Please let me know the results of the suggested operations and if Assioma works correctly when converted into Assioma UNO.

I replaced the default sram spacers on both sides with the Assioma ones which are a tiny bit thicker - the distance should be okay however. The sram spacer on the Force 22 cranks can now nearly fit into the gap (or better it fits 3/4 of the way around). The cleats/shoes are a long way in the distance so no contact either.
I re calibrated the pedals 3 times and went out for a long ride - though without any sprints.
I don’t understand why they cannot see my data - as I recalibrated with Assioma app, I wrote the ticket using my PC however (after finding out the pedal serial numbers by connecting the pedals in the app)

The pedals now went from 50/50 to 47.2/52.8 on that ride on average. I hope I can find a friend without muscle disbalance to try my bike - problem is most I know here have Looks or are vastly different size from me so we cannot just switch bikes for a couple of km, while the one Shimano user I know also has weaker left leg…

On power above my FTP the balance goes to like 55/45 while it goes to 50/50 while cruising with below 50% FTP. I do wonder how the balance is calculated too - because standing/not moving will be 50/50. So does Garmin or Jepster App (both show identical values) take the time not moving, descending without power on the pedals into the average? Then it would actually be ~45/55 (adding descending time and so on) or ~43/57 (adding time on lunch break - it was a 7 hour ride including 1 hour break).

Seeing that on actual power like squatting my right leg is like 3-4 times stronger than my left leg for right now - I still kinda doubt those balance numbers.
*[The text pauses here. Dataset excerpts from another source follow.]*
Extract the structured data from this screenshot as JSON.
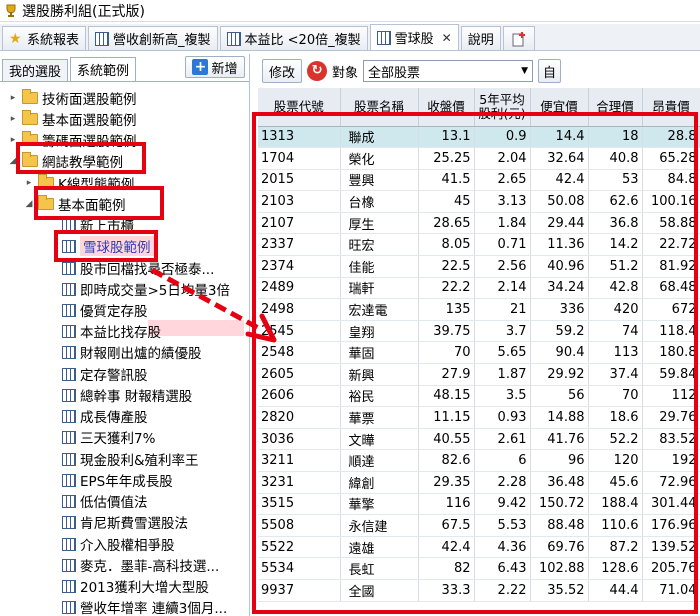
{
  "window": {
    "title": "選股勝利組(正式版)"
  },
  "tabs": [
    {
      "label": "系統報表",
      "icon": "star-icon"
    },
    {
      "label": "營收創新高_複製",
      "icon": "grid-icon"
    },
    {
      "label": "本益比 <20倍_複製",
      "icon": "grid-icon"
    },
    {
      "label": "雪球股",
      "icon": "grid-icon",
      "active": true,
      "close": "✕"
    },
    {
      "label": "說明",
      "icon": ""
    },
    {
      "label": "",
      "icon": "add-tab-icon"
    }
  ],
  "left_panel": {
    "tabs": [
      "我的選股",
      "系統範例"
    ],
    "new_button": "新增",
    "tree": [
      {
        "label": "技術面選股範例",
        "type": "folder",
        "level": 0,
        "arrow": "▸"
      },
      {
        "label": "基本面選股範例",
        "type": "folder",
        "level": 0,
        "arrow": "▸"
      },
      {
        "label": "籌碼面選股範例",
        "type": "folder",
        "level": 0,
        "arrow": "▸"
      },
      {
        "label": "網誌教學範例",
        "type": "folder",
        "level": 0,
        "arrow": "◢"
      },
      {
        "label": "K線型態範例",
        "type": "folder",
        "level": 1,
        "arrow": "▸"
      },
      {
        "label": "基本面範例",
        "type": "folder",
        "level": 1,
        "arrow": "◢"
      },
      {
        "label": "新上市櫃",
        "type": "item",
        "level": 2
      },
      {
        "label": "雪球股範例",
        "type": "item",
        "level": 2,
        "selected": true
      },
      {
        "label": "股市回檔找尋否極泰...",
        "type": "item",
        "level": 2
      },
      {
        "label": "即時成交量>5日均量3倍",
        "type": "item",
        "level": 2
      },
      {
        "label": "優質定存股",
        "type": "item",
        "level": 2
      },
      {
        "label": "本益比找存股",
        "type": "item",
        "level": 2
      },
      {
        "label": "財報剛出爐的績優股",
        "type": "item",
        "level": 2
      },
      {
        "label": "定存警訊股",
        "type": "item",
        "level": 2
      },
      {
        "label": "總幹事 財報精選股",
        "type": "item",
        "level": 2
      },
      {
        "label": "成長傳產股",
        "type": "item",
        "level": 2
      },
      {
        "label": "三天獲利7%",
        "type": "item",
        "level": 2
      },
      {
        "label": "現金股利&殖利率王",
        "type": "item",
        "level": 2
      },
      {
        "label": "EPS年年成長股",
        "type": "item",
        "level": 2
      },
      {
        "label": "低估價值法",
        "type": "item",
        "level": 2
      },
      {
        "label": "肯尼斯費雪選股法",
        "type": "item",
        "level": 2
      },
      {
        "label": "介入股權相爭股",
        "type": "item",
        "level": 2
      },
      {
        "label": "麥克．墨菲-高科技選...",
        "type": "item",
        "level": 2
      },
      {
        "label": "2013獲利大增大型股",
        "type": "item",
        "level": 2
      },
      {
        "label": "營收年增率 連續3個月...",
        "type": "item",
        "level": 2
      }
    ]
  },
  "toolbar": {
    "edit_button": "修改",
    "target_label": "對象",
    "target_value": "全部股票",
    "self_button": "自"
  },
  "table": {
    "headers": [
      "股票代號",
      "股票名稱",
      "收盤價",
      "5年平均股利(元)",
      "便宜價",
      "合理價",
      "昂貴價"
    ],
    "rows": [
      [
        "1313",
        "聯成",
        "13.1",
        "0.9",
        "14.4",
        "18",
        "28.8"
      ],
      [
        "1704",
        "榮化",
        "25.25",
        "2.04",
        "32.64",
        "40.8",
        "65.28"
      ],
      [
        "2015",
        "豐興",
        "41.5",
        "2.65",
        "42.4",
        "53",
        "84.8"
      ],
      [
        "2103",
        "台橡",
        "45",
        "3.13",
        "50.08",
        "62.6",
        "100.16"
      ],
      [
        "2107",
        "厚生",
        "28.65",
        "1.84",
        "29.44",
        "36.8",
        "58.88"
      ],
      [
        "2337",
        "旺宏",
        "8.05",
        "0.71",
        "11.36",
        "14.2",
        "22.72"
      ],
      [
        "2374",
        "佳能",
        "22.5",
        "2.56",
        "40.96",
        "51.2",
        "81.92"
      ],
      [
        "2489",
        "瑞軒",
        "22.2",
        "2.14",
        "34.24",
        "42.8",
        "68.48"
      ],
      [
        "2498",
        "宏達電",
        "135",
        "21",
        "336",
        "420",
        "672"
      ],
      [
        "2545",
        "皇翔",
        "39.75",
        "3.7",
        "59.2",
        "74",
        "118.4"
      ],
      [
        "2548",
        "華固",
        "70",
        "5.65",
        "90.4",
        "113",
        "180.8"
      ],
      [
        "2605",
        "新興",
        "27.9",
        "1.87",
        "29.92",
        "37.4",
        "59.84"
      ],
      [
        "2606",
        "裕民",
        "48.15",
        "3.5",
        "56",
        "70",
        "112"
      ],
      [
        "2820",
        "華票",
        "11.15",
        "0.93",
        "14.88",
        "18.6",
        "29.76"
      ],
      [
        "3036",
        "文曄",
        "40.55",
        "2.61",
        "41.76",
        "52.2",
        "83.52"
      ],
      [
        "3211",
        "順達",
        "82.6",
        "6",
        "96",
        "120",
        "192"
      ],
      [
        "3231",
        "緯創",
        "29.35",
        "2.28",
        "36.48",
        "45.6",
        "72.96"
      ],
      [
        "3515",
        "華擎",
        "116",
        "9.42",
        "150.72",
        "188.4",
        "301.44"
      ],
      [
        "5508",
        "永信建",
        "67.5",
        "5.53",
        "88.48",
        "110.6",
        "176.96"
      ],
      [
        "5522",
        "遠雄",
        "42.4",
        "4.36",
        "69.76",
        "87.2",
        "139.52"
      ],
      [
        "5534",
        "長虹",
        "82",
        "6.43",
        "102.88",
        "128.6",
        "205.76"
      ],
      [
        "9937",
        "全國",
        "33.3",
        "2.22",
        "35.52",
        "44.4",
        "71.04"
      ]
    ]
  },
  "colors": {
    "annotation_red": "#e50012",
    "selected_row": "#cfe8ee",
    "accent_blue": "#2b79d6"
  }
}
I would have expected something from 40/60 to 30/70.

I haven’t done the short ride with proper sprint and progression however yet. My max was once 622w, I guess pushing hard for a soon to be red traffic light, and max over 2 minutes was 270w (I’m 67kg and had little training last year due to my knee so the overall numbers right now seem to align quite well, had 142W weighted average power for the 6 hour ride / 127w avg power and guess my FTP is around 195 or 3w/kg or so right now hoping to be back at 4w/kg in 3-4 months which was my level 1 year ago before the knee problems started). I find it hard to believe that the right leg would be another 20% stronger as the overall wattage would be overstated then.
I bought the Assioma’s exactly for tracking my recovery progress. Seeing how bad I still walk or limp around, cannot even thing of jogging, or walking down stairs normally, this 47/53 number looks pretty suspicous.

I don’t have a double sided power meter just a left sided pedal one but my garmin reports it L/R. Typically for me indoors with a minor by comparison leg imbalance (the right is also dominant) I get just 82% of the power according to Garmin on my left only power meter 0% on the right (because there is no power meter). So I think that my good leg is contributing 18% towards the power measured on the left. (Which I think will vary according to how smooth you are). If my theory is correct :thinking:, using my theoretical 82% and using your 47/53. Your imbalance could be something like (0.82x47= 38.5) Left/ 61.5 Right.